Taiwan will not surrender its semiconductor supremacy
FROM the 1970s until a few years ago Taiwan’s semiconductor sector looked worthy but dull. Its chip-fabrication plants (fabs for short) kept the global electronics industry ticking, but it was the gadgets the chips went into that made headlines.
No longer. The world’s geopolitical heavyweights now regard microprocessors as powering not just all manner of machines but their economies as well. America is splurging $50bn in subsidies to bring chipmaking back home. Europe has similar plans, not least to reduce its dependence on Taiwan, which next-door China claims as part of its territory. Rapidus, a joint venture of Japanese electronics firms, aims to be mass-producing cutting-edge chips by 2027, just two years after TSMC, the Taiwanese chip champion, will start manufacturing similar silicon. Samsung of South Korea, TSMC’s main rival, hopes to begin churning out such chips in 2025. China, for its part, wants to build an independent chip industry that does not have to rely on imports of technology, which America is choking off.
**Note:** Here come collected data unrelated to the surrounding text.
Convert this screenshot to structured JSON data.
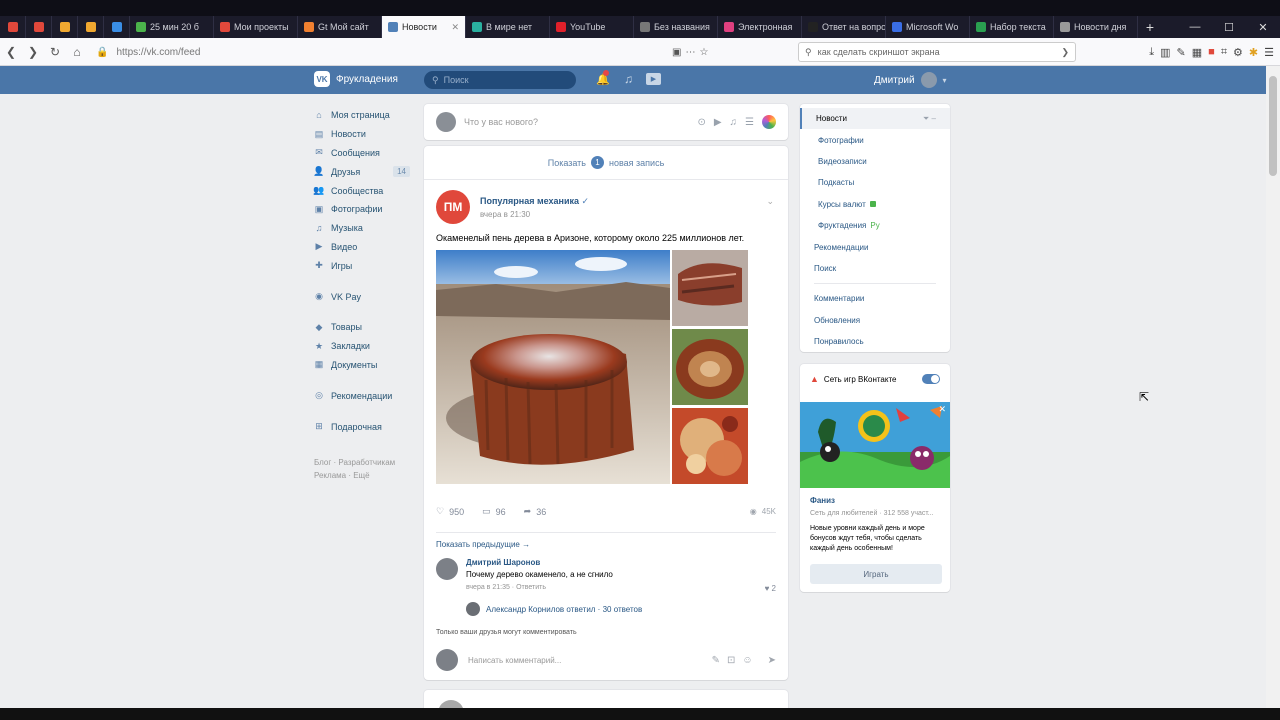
{
  "browser": {
    "tabs": [
      {
        "label": "",
        "color": "#e0483b",
        "pinned": true
      },
      {
        "label": "",
        "color": "#e0483b",
        "pinned": true
      },
      {
        "label": "",
        "color": "#f0a830",
        "pinned": true
      },
      {
        "label": "",
        "color": "#f0a830",
        "pinned": true
      },
      {
        "label": "",
        "color": "#3a8ee6",
        "pinned": true
      },
      {
        "label": "25 мин 20 б",
        "color": "#4bb34b"
      },
      {
        "label": "Мои проекты",
        "color": "#e0483b"
      },
      {
        "label": "Gt Мой сайт",
        "color": "#f08030"
      },
      {
        "label": "Новости",
        "color": "#5181b8",
        "active": true
      },
      {
        "label": "В мире нет",
        "color": "#2ab0a0"
      },
      {
        "label": "YouTube",
        "color": "#e0202a"
      },
      {
        "label": "Без названия",
        "color": "#777777"
      },
      {
        "label": "Электронная",
        "color": "#e04080"
      },
      {
        "label": "Ответ на вопрос",
        "color": "#222222"
      },
      {
        "label": "Microsoft Wo",
        "color": "#3a6ee6"
      },
      {
        "label": "Набор текста",
        "color": "#2aa050"
      },
      {
        "label": "Новости дня",
        "color": "#999999"
      }
    ],
    "url": "https://vk.com/feed",
    "search_placeholder": "как сделать скриншот экрана",
    "window_controls": [
      "—",
      "☐",
      "✕"
    ]
  },
  "vk": {
    "logo_text": "Фрукладения",
    "search_placeholder": "Поиск",
    "user_name": "Дмитрий"
  },
  "left_menu": [
    {
      "label": "Моя страница",
      "icon": "home-icon",
      "glyph": "⌂"
    },
    {
      "label": "Новости",
      "icon": "news-icon",
      "glyph": "▤"
    },
    {
      "label": "Сообщения",
      "icon": "messages-icon",
      "glyph": "✉"
    },
    {
      "label": "Друзья",
      "icon": "friends-icon",
      "glyph": "👤",
      "count": "14"
    },
    {
      "label": "Сообщества",
      "icon": "groups-icon",
      "glyph": "👥"
    },
    {
      "label": "Фотографии",
      "icon": "photos-icon",
      "glyph": "▣"
    },
    {
      "label": "Музыка",
      "icon": "music-icon",
      "glyph": "♫"
    },
    {
      "label": "Видео",
      "icon": "video-icon",
      "glyph": "▶"
    },
    {
      "label": "Игры",
      "icon": "games-icon",
      "glyph": "✚"
    },
    {
      "gap": true
    },
    {
      "label": "VK Pay",
      "icon": "vkpay-icon",
      "glyph": "◉"
    },
    {
      "gap": true
    },
    {
      "label": "Товары",
      "icon": "goods-icon",
      "glyph": "◆"
    },
    {
      "label": "Закладки",
      "icon": "bookmarks-icon",
      "glyph": "★"
    },
    {
      "label": "Документы",
      "icon": "documents-icon",
      "glyph": "▦"
    },
    {
      "gap": true
    },
    {
      "label": "Рекомендации",
      "icon": "recommend-icon",
      "glyph": "◎"
    },
    {
      "gap": true
    },
    {
      "label": "Подарочная",
      "icon": "gift-icon",
      "glyph": "⊞"
    }
  ],
  "left_footer": {
    "line1": "Блог · Разработчикам",
    "line2": "Реклама · Ещё"
  },
  "composer": {
    "placeholder": "Что у вас нового?"
  },
  "feed": {
    "show_new_label": "Показать",
    "show_new_count": "1",
    "show_new_suffix": "новая запись",
    "post": {
      "logo_text": "ПМ",
      "author": "Популярная механика",
      "verified": "✓",
      "date": "вчера в 21:30",
      "text": "Окаменелый пень дерева в Аризоне, которому около 225 миллионов лет.",
      "likes": "950",
      "comments": "96",
      "shares": "36",
      "views": "45K"
    },
    "show_more_comments": "Показать предыдущие →",
    "comment": {
      "author": "Дмитрий Шаронов",
      "text": "Почему дерево окаменело, а не сгнило",
      "meta": "вчера в 21:35 · Ответить",
      "likes": "2"
    },
    "reply_text": "Александр Корнилов ответил · 30 ответов",
    "only_friends": "Только ваши друзья могут комментировать",
    "comment_placeholder": "Написать комментарий..."
  },
  "right_filter": {
    "items": [
      {
        "label": "Новости",
        "active": true
      },
      {
        "label": "Фотографии",
        "sub": true
      },
      {
        "label": "Видеозаписи",
        "sub": true
      },
      {
        "label": "Подкасты",
        "sub": true
      },
      {
        "label": "Курсы валют",
        "sub": true,
        "badge": true
      },
      {
        "label": "Фруктадения",
        "sub": true,
        "tail": "Ру"
      },
      {
        "label": "Рекомендации"
      },
      {
        "label": "Поиск"
      },
      {
        "sep": true
      },
      {
        "label": "Комментарии"
      },
      {
        "label": "Обновления"
      },
      {
        "label": "Понравилось"
      }
    ]
  },
  "ad": {
    "header": "Сеть игр ВКонтакте",
    "title": "Фаниз",
    "subtitle": "Сеть для любителей · 312 558 участ...",
    "description": "Новые уровни каждый день и море бонусов ждут тебя, чтобы сделать каждый день особенным!",
    "button": "Играть"
  }
}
The stakes for Taiwan are high. So long as everyone relies on the island for semiconductors, the thinking goes, not even China will up-end the geopolitical status quo. If chips are made elsewhere, this “silicon shield” turns brittle. More prosaically, the sector, with eight of the country’s ten best-paying companies, provides good jobs. Taiwanese chip firms also have reasons to keep production at home. Too much expansion abroad could weaken local research networks and make it easier for foreign firms to poach staff.